The report also shows consumers appreciate customized experiences outside of their online shopping experience. Forty-three percent of customers reported being open to customized in-store experiences, and 44 percent are interested in brands customizing coupons to them based on their location.
To compete in the age of Amazon, grocers should update their traditional brick-and-mortar experience for the modern shopper, Kennedy told Progressive Grocer. Services like ordering via app or website and and then picking up in-store will keep traditional grocers competitive with industry disruptors.
Grocers should also cater to the basic expectations consumers have when visiting their site or mobile app.

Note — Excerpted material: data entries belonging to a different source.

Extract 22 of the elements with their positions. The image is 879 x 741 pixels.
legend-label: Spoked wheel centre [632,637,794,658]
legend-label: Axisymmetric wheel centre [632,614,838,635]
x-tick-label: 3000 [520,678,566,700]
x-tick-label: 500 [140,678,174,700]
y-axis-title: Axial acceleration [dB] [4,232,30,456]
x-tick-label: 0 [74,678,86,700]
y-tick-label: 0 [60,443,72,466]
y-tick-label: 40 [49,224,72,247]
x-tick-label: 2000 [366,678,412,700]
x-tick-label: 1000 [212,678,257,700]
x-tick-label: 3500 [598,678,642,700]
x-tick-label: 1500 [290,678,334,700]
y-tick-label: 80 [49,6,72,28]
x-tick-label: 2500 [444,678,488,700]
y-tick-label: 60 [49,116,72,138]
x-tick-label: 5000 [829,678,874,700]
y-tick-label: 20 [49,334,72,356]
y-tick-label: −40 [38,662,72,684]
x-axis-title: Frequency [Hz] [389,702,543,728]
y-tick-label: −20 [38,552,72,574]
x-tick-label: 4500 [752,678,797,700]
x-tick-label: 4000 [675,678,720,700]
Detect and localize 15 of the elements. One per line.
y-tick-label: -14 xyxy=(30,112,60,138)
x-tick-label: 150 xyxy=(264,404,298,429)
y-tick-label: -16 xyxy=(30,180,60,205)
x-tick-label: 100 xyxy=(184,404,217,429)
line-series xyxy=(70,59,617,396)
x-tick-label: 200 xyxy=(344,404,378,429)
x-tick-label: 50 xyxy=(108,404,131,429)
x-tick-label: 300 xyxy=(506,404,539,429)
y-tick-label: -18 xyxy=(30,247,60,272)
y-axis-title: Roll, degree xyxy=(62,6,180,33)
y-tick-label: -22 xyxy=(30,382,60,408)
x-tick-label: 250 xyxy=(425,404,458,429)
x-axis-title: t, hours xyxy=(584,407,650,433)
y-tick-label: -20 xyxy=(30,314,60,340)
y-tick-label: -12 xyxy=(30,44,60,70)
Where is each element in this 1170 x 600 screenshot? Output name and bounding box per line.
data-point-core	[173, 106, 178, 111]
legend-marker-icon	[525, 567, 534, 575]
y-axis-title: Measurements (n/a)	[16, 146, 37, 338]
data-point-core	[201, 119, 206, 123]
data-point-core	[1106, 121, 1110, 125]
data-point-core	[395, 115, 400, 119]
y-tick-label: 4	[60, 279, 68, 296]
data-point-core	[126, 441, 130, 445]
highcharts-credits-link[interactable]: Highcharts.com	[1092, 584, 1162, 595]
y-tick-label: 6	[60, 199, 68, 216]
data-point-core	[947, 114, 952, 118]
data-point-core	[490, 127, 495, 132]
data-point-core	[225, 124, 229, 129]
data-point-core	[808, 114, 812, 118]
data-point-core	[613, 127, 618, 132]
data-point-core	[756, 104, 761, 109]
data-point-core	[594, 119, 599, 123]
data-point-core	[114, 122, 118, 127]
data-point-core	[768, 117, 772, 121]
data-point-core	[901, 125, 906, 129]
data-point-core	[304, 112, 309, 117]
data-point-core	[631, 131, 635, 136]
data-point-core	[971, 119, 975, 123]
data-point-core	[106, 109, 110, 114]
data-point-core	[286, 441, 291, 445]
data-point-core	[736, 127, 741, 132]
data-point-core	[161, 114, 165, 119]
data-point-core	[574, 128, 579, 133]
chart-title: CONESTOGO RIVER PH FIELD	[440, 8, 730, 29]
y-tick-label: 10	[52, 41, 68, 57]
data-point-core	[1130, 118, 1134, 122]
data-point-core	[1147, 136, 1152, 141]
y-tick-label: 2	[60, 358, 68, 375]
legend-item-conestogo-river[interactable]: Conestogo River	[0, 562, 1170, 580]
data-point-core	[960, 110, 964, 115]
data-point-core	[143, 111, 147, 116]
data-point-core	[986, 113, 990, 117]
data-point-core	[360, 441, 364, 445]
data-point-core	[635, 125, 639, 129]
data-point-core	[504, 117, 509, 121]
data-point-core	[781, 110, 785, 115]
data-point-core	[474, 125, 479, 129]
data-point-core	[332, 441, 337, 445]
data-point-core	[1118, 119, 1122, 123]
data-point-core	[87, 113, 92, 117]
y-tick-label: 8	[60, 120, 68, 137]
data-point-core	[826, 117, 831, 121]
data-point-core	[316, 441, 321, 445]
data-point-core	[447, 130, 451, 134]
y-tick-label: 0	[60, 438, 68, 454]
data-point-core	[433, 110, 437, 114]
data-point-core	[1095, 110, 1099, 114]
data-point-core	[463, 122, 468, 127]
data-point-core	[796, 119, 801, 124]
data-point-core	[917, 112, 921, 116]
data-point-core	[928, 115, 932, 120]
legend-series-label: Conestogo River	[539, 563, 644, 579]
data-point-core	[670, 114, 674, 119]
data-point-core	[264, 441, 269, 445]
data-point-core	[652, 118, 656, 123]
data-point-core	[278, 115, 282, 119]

“Our study shows that only 8 percent of visitors come to a site with the intention to make a purchase,” Kennedy notes. “With consumers likely looking for store location, loyalty program information and other information with the intention to visit a physical store, grocers need to provide this basic information in an intuitive way.”
And more ambitious grocers should start experimenting with receipt guides and featured content that increases the time a consumer is on the site, Kennedy states. Studies show the more time a consumer spends on a site, the more likely they are to buy online or offline in the store. Recipe guides, for instance, can lead to higher basket sizes in-store and can feature higher-margin SKUs the consumer wouldn’t normally consider.